The Cooper won’t unthaw until spring, but three of the rowing club’s girls were readying for a weekend spent in a bit warmer climate. On Wednesday, Dec. 12, Moorestown High School sophomore Caroline Brinkman, senior Gianna Jarmain and senior Olivia Coffey headed to Sarasota, Fla., to compete at the U.S. Rowing Youth Regional Challenge.
From Dec. 13 to Dec. 15, the event brought together more than 400 athletes and 36 coaches from six USRowing regions for a three-day camp and regatta. On Thursday and Friday, the girls attended practices while on Saturday the girls raced.
Last year, Coffey was the sole member of Moorestown Crew to attend the inaugural event. Coach Harry Carroll said once Coffey competed, it was like a ripple effect. He said other girls saw Coffey compete and wanted to do the same.
In preparation for the competition, the Regional Challenge coaches sent home workouts for the girls and asked them to send in their scores. Additionally, at the end of November, they held a practice in Virginia to get the athletes an opportunity to meet their regional boatmates.
Jarmain said their focus isn’t so much on competition. She said one of the most important parts of the sport is to simultaneously have the ability to push yourself and to motivate your teammates.
“This is the one sport I’ve done that it’s so vital that everyone is putting in equal effort and trying,” Jarmain said. “When you’re on the water and someone’s not pulling you can feel that. It’s really when everything blends together that you feel it move.”
Brinkman said the winter months can often be a difficult time for rowers. She said months on end on the erg, but it’s all about maintaining the right attitude. She said remembering the feeling of flying on the water has gotten her through some of her more difficult workouts.

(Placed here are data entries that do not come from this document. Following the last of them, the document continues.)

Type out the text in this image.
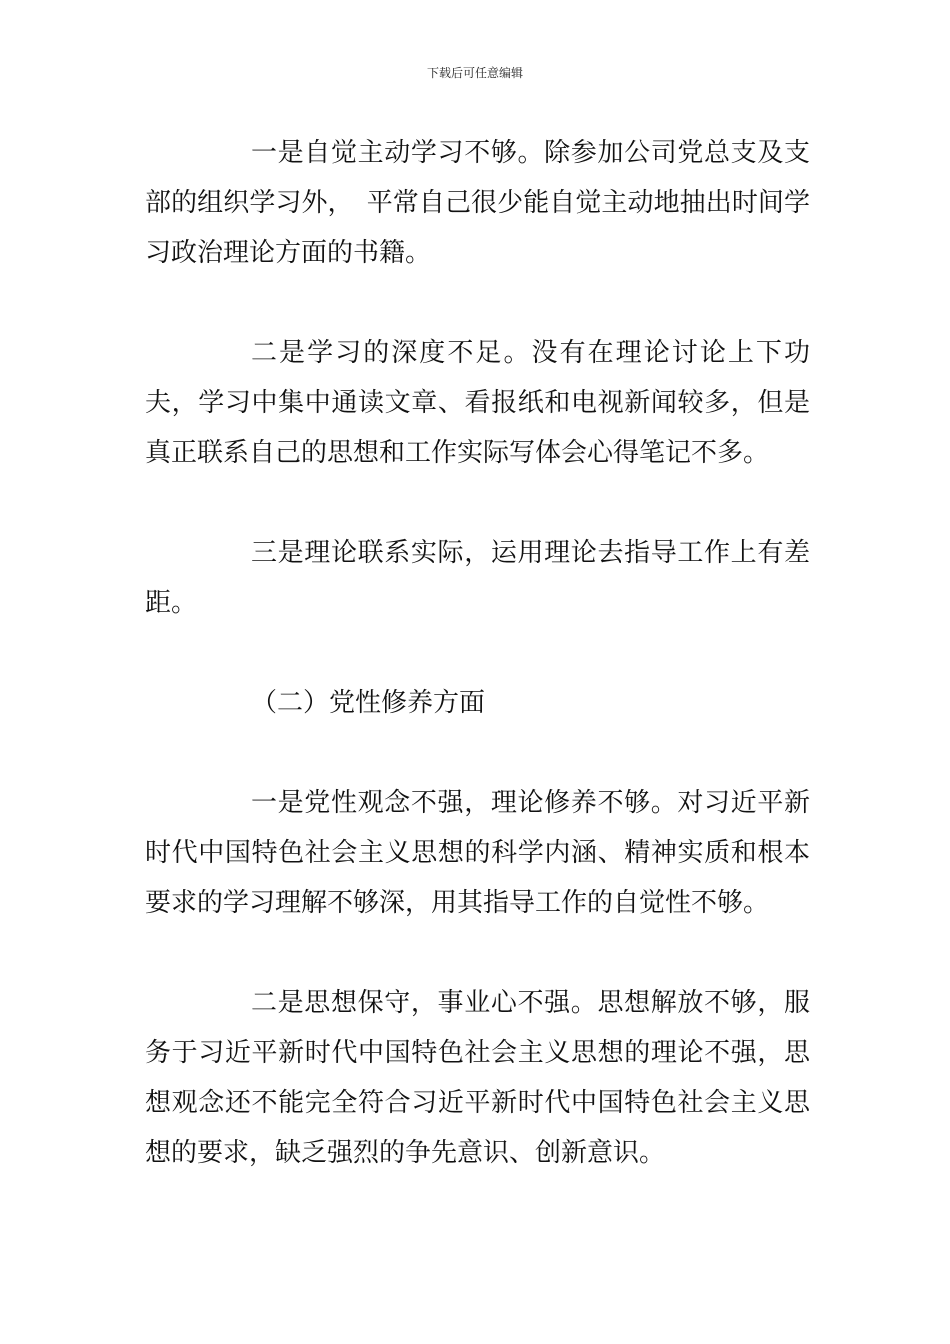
下载后可任意编辑

一是自觉主动学习不够。除参加公司党总支及支部的组织学习外，　平常自己很少能自觉主动地抽出时间学习政治理论方面的书籍。

二是学习的深度不足。没有在理论讨论上下功夫，学习中集中通读文章、看报纸和电视新闻较多，但是真正联系自己的思想和工作实际写体会心得笔记不多。

三是理论联系实际，运用理论去指导工作上有差距。

（二）党性修养方面

一是党性观念不强，理论修养不够。对习近平新时代中国特色社会主义思想的科学内涵、精神实质和根本要求的学习理解不够深，用其指导工作的自觉性不够。

二是思想保守，事业心不强。思想解放不够，服务于习近平新时代中国特色社会主义思想的理论不强，思想观念还不能完全符合习近平新时代中国特色社会主义思想的要求，缺乏强烈的争先意识、创新意识。
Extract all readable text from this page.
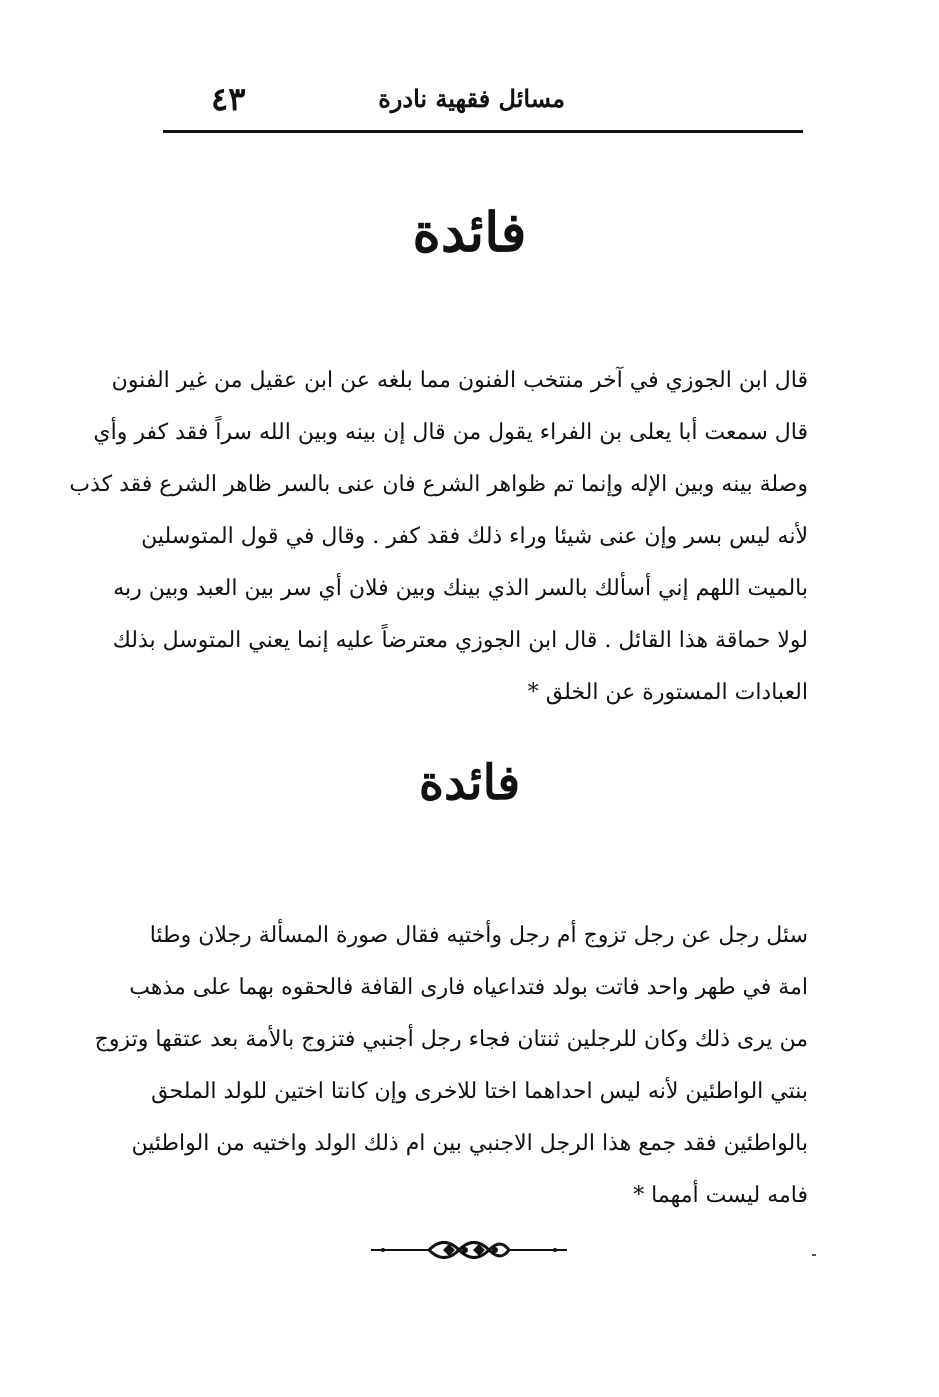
مسائل فقهية نادرة
٤٣
فائدة
قال ابن الجوزي في آخر منتخب الفنون مما بلغه عن ابن عقيل من غير الفنون
قال سمعت أبا يعلى بن الفراء يقول من قال إن بينه وبين الله سراً فقد كفر وأي
وصلة بينه وبين الإله وإنما تم ظواهر الشرع فان عنى بالسر ظاهر الشرع فقد كذب
لأنه ليس بسر وإن عنى شيئا وراء ذلك فقد كفر . وقال في قول المتوسلين
بالميت اللهم إني أسألك بالسر الذي بينك وبين فلان أي سر بين العبد وبين ربه
لولا حماقة هذا القائل . قال ابن الجوزي معترضاً عليه إنما يعني المتوسل بذلك
العبادات المستورة عن الخلق *
فائدة
سئل رجل عن رجل تزوج أم رجل وأختيه فقال صورة المسألة رجلان وطئا
امة في طهر واحد فاتت بولد فتداعياه فارى القافة فالحقوه بهما على مذهب
من يرى ذلك وكان للرجلين ثنتان فجاء رجل أجنبي فتزوج بالأمة بعد عتقها وتزوج
بنتي الواطئين لأنه ليس احداهما اختا للاخرى وإن كانتا اختين للولد الملحق
بالواطئين فقد جمع هذا الرجل الاجنبي بين ام ذلك الولد واختيه من الواطئين
فامه ليست أمهما *
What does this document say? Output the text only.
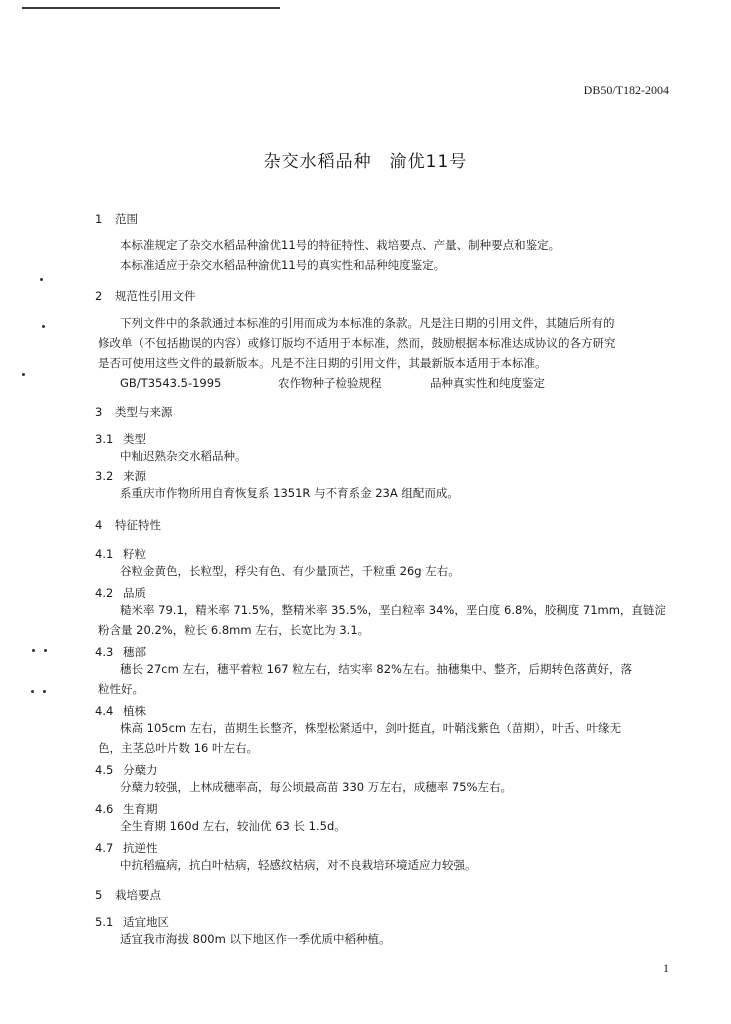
DB50/T182-2004
杂交水稻品种　渝优11号
1 范围
本标准规定了杂交水稻品种渝优11号的特征特性、栽培要点、产量、制种要点和鉴定。
本标准适应于杂交水稻品种渝优11号的真实性和品种纯度鉴定。
2 规范性引用文件
下列文件中的条款通过本标准的引用而成为本标准的条款。凡是注日期的引用文件，其随后所有的
修改单（不包括勘误的内容）或修订版均不适用于本标准，然而，鼓励根据本标准达成协议的各方研究
是否可使用这些文件的最新版本。凡是不注日期的引用文件，其最新版本适用于本标准。
GB/T3543.5-1995	农作物种子检验规程	品种真实性和纯度鉴定
3 类型与来源
3.1 类型
中籼迟熟杂交水稻品种。
3.2 来源
系重庆市作物所用自育恢复系 1351R 与不育系金 23A 组配而成。
4 特征特性
4.1 籽粒
谷粒金黄色，长粒型，稃尖有色、有少量顶芒，千粒重 26g 左右。
4.2 品质
糙米率 79.1，精米率 71.5%，整精米率 35.5%，垩白粒率 34%，垩白度 6.8%，胶稠度 71mm，直链淀
粉含量 20.2%，粒长 6.8mm 左右，长宽比为 3.1。
4.3 穗部
穗长 27cm 左右，穗平着粒 167 粒左右，结实率 82%左右。抽穗集中、整齐，后期转色落黄好，落
粒性好。
4.4 植株
株高 105cm 左右，苗期生长整齐，株型松紧适中，剑叶挺直，叶鞘浅紫色（苗期），叶舌、叶缘无
色，主茎总叶片数 16 叶左右。
4.5 分蘖力
分蘖力较强，上林成穗率高，每公顷最高苗 330 万左右，成穗率 75%左右。
4.6 生育期
全生育期 160d 左右，较汕优 63 长 1.5d。
4.7 抗逆性
中抗稻瘟病，抗白叶枯病，轻感纹枯病，对不良栽培环境适应力较强。
5 栽培要点
5.1 适宜地区
适宜我市海拔 800m 以下地区作一季优质中稻种植。
1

“Sometimes it looks gloomy in the winter months,” Brinkman said “You have to see the light at the end of the tunnel.”
For MHS junior Grace Bischoff, who is coming off an injury, the light is nearly in sight. Bischoff has been dealing with a shoulder injury since July. Her times also qualified her to compete in Sarasota, but her injuries are just now nearly on the mend. She joined team practices once again Monday, Dec. 11, and thought better than to push her injury by jumping into the competition.
Despite the injury, Bischoff still sees having four rowers qualify as a step in the right direction for the team.
“We’ve never had this many girls qualify for anything,” Bischoff said. “It’s been a big year for Moorestown.”
Coffey said last year’s inaugural event last wasn’t about competition. In fact, no medals were handed out to the winning boats. The challenge offered her an opportunity to meet and connect with rowers from around the country and was an overall encouraging experience.
Approximately 100 more athletes will be in attendance at this year’s event, and Coffey said, headed into the competition, she just looked forward to coming together with other rowers to make their boat the best that it could be.
“I just think being able to come together, being able to work together as a boat is really cool,” Coffey said.